Fifth, batch-to-batch variability remains an inherent challenge in plant experimentation. Despite rigorous environmental control, differences in seed lots and germination uniformity can introduce inter-batch variation, as observed between the training and validation control treatments (CK: FW 87.0 vs. 85.2 g; Anth 433 vs. 413 ppm). Multi-batch validation experiments would strengthen confidence in the model’s generalization capability.
Sixth, the interpretation of the hormesis phenomenon (anthocyanin declining at 15 h day−1) is based on mechanistic modeling and physiological reasoning rather than direct molecular evidence. Future validation through gene expression analysis (RT-qPCR of PAL, CHS, DFR, ANS), enzymatic activity assays, and direct ROS quantification would substantially strengthen the mechanistic claims and provide independent confirmation of the model’s predictions.
Seventh, the Gompertz-type nonlinear damage threshold (~10.5 h) is an empirically calibrated parameter specific to the current experimental conditions. This threshold would likely shift under different baseline PPFD, physiological stage, or temperature regimes, and recalibration experiments are recommended when conditions differ substantially from the original calibration range.
Finally, the model-predicted optimum (9 h day−1 for 4 days) remains a mathematical projection that has not yet been verified through a dedicated physical experiment. Implementing dynamic UV-A recipes in real-world vertical farms also requires real-time sensing of plant stress and growth status. A complementary study from our group on UV-NDVI for real-time crop health monitoring provides a potential non-destructive sensing framework that, when integrated with the present mechanistic model, could enable closed-loop UV-A recipe optimization in commercial production environments.
5. Conclusions
We developed a two-stage framework integrating experiments and mechanistic modeling to enhance anthocyanin in red-leaf lettuce without yield loss. Experiments showed that UV-A is safer than UV-B and identified ‘Lollo Rosso’ as a highly responsive cultivar. Among tested recipes, L6D6 (6 h day−1 for 6 days) maintained fresh weight while increasing anthocyanin concentration and total anthocyanin per plant.
The six-state mechanistic ODE model, featuring explicit carbon competition between growth and antioxidant defense based on the Growth-Differentiation Balance Hypothesis [
10], reproduced training data with <5% error in 10 of 12 metrics and predicted an independent validation dataset with <10% error in 11 of 12 metrics. The model captures key nonlinear features including ontogeny-dependent vulnerability, nonlinear damage amplification, circadian disruption, carbon competition, and hormesis at extreme doses.
Global optimization predicted that 9 h day−1 for 4 days is the theoretical optimum, increasing total anthocyanin by ~38% (relative to control) with minimal yield reduction (−2.4%), and warrants future experimental verification.

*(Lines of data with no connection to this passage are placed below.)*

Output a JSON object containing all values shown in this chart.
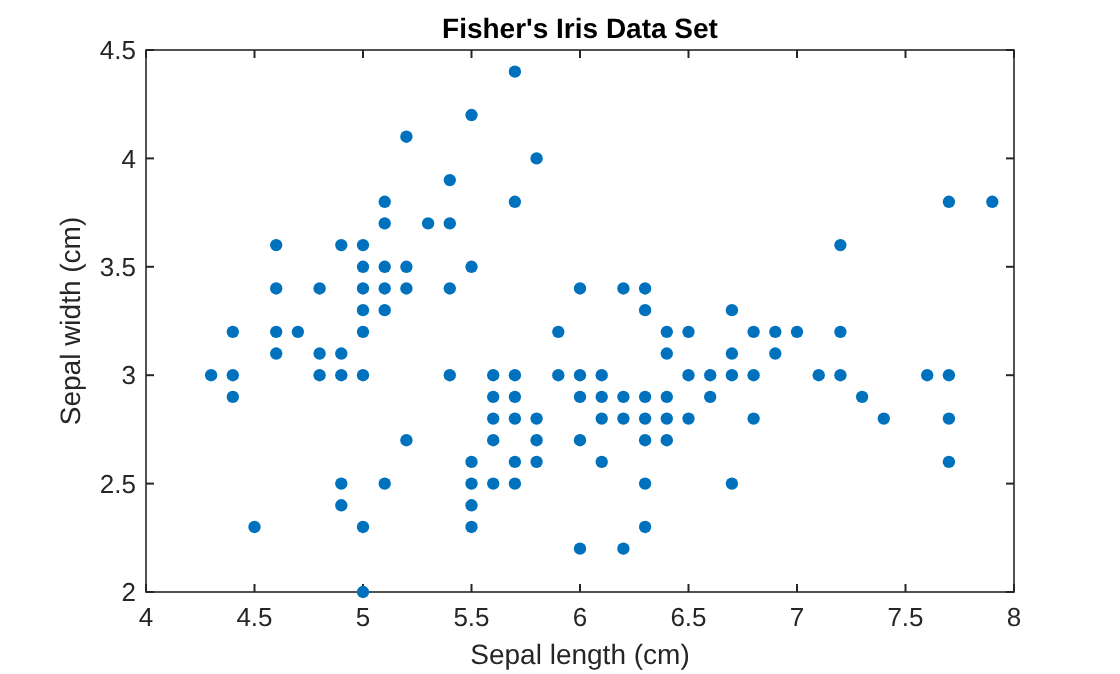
{
  "chart_data": {
    "type": "scatter",
    "title": "Fisher's Iris Data Set",
    "xlabel": "Sepal length (cm)",
    "ylabel": "Sepal width (cm)",
    "x": [
      4.3,
      4.4,
      4.4,
      4.4,
      4.5,
      4.6,
      4.6,
      4.6,
      4.6,
      4.7,
      4.8,
      4.8,
      4.8,
      4.9,
      4.9,
      4.9,
      4.9,
      4.9,
      5.0,
      5.0,
      5.0,
      5.0,
      5.0,
      5.0,
      5.0,
      5.0,
      5.1,
      5.1,
      5.1,
      5.1,
      5.1,
      5.1,
      5.2,
      5.2,
      5.2,
      5.2,
      5.3,
      5.4,
      5.4,
      5.4,
      5.4,
      5.5,
      5.5,
      5.5,
      5.5,
      5.5,
      5.5,
      5.6,
      5.6,
      5.6,
      5.6,
      5.6,
      5.7,
      5.7,
      5.7,
      5.7,
      5.7,
      5.7,
      5.7,
      5.8,
      5.8,
      5.8,
      5.8,
      5.9,
      5.9,
      6.0,
      6.0,
      6.0,
      6.0,
      6.0,
      6.1,
      6.1,
      6.1,
      6.1,
      6.2,
      6.2,
      6.2,
      6.2,
      6.3,
      6.3,
      6.3,
      6.3,
      6.3,
      6.3,
      6.3,
      6.4,
      6.4,
      6.4,
      6.4,
      6.4,
      6.5,
      6.5,
      6.5,
      6.6,
      6.6,
      6.7,
      6.7,
      6.7,
      6.7,
      6.8,
      6.8,
      6.8,
      6.9,
      6.9,
      7.0,
      7.1,
      7.2,
      7.2,
      7.2,
      7.3,
      7.4,
      7.6,
      7.7,
      7.7,
      7.7,
      7.7,
      7.9
    ],
    "series": [
      {
        "color": "#0072bd",
        "values": [
          3.0,
          2.9,
          3.0,
          3.2,
          2.3,
          3.1,
          3.4,
          3.6,
          3.2,
          3.2,
          3.4,
          3.0,
          3.1,
          3.0,
          3.1,
          3.6,
          2.4,
          2.5,
          3.6,
          3.4,
          3.0,
          3.2,
          3.5,
          3.3,
          2.0,
          2.3,
          3.5,
          3.8,
          3.7,
          3.3,
          3.4,
          2.5,
          3.5,
          3.4,
          4.1,
          2.7,
          3.7,
          3.9,
          3.7,
          3.4,
          3.0,
          4.2,
          3.5,
          2.3,
          2.4,
          2.5,
          2.6,
          2.9,
          3.0,
          2.5,
          2.7,
          2.8,
          4.4,
          3.8,
          2.8,
          2.6,
          3.0,
          2.9,
          2.5,
          4.0,
          2.7,
          2.6,
          2.8,
          3.0,
          3.2,
          2.2,
          2.9,
          2.7,
          3.4,
          3.0,
          2.9,
          2.8,
          3.0,
          2.6,
          2.2,
          2.9,
          2.8,
          3.4,
          3.3,
          2.5,
          2.3,
          2.9,
          2.7,
          2.8,
          3.4,
          3.2,
          2.9,
          2.7,
          2.8,
          3.1,
          2.8,
          3.0,
          3.2,
          2.9,
          3.0,
          3.1,
          3.0,
          2.5,
          3.3,
          2.8,
          3.0,
          3.2,
          3.1,
          3.2,
          3.2,
          3.0,
          3.6,
          3.2,
          3.0,
          2.9,
          2.8,
          3.0,
          3.8,
          2.6,
          2.8,
          3.0,
          3.8
        ]
      }
    ],
    "xlim": [
      4,
      8
    ],
    "ylim": [
      2,
      4.5
    ],
    "xticks": [
      4,
      4.5,
      5,
      5.5,
      6,
      6.5,
      7,
      7.5,
      8
    ],
    "yticks": [
      2,
      2.5,
      3,
      3.5,
      4,
      4.5
    ],
    "marker": "circle"
  }
}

Overall, the workflow of “experimental observation → mechanistic hypothesis → mathematical formulation → data-driven calibration → model-based optimization” offers a general paradigm for resolving yield–quality tradeoffs in controlled-environment agriculture. The carbon competition framework provides a mechanistic basis for understanding and optimizing the growth–defense balance in crops. Key priorities for future work include experimental verification of the model-predicted optimum, multi-factor interaction studies across broader environmental conditions, extension to additional cultivars, comprehensive quality profiling (vitamin C, nitrates, Brix), and molecular validation of the hormesis mechanism through enzymatic and gene expression assays.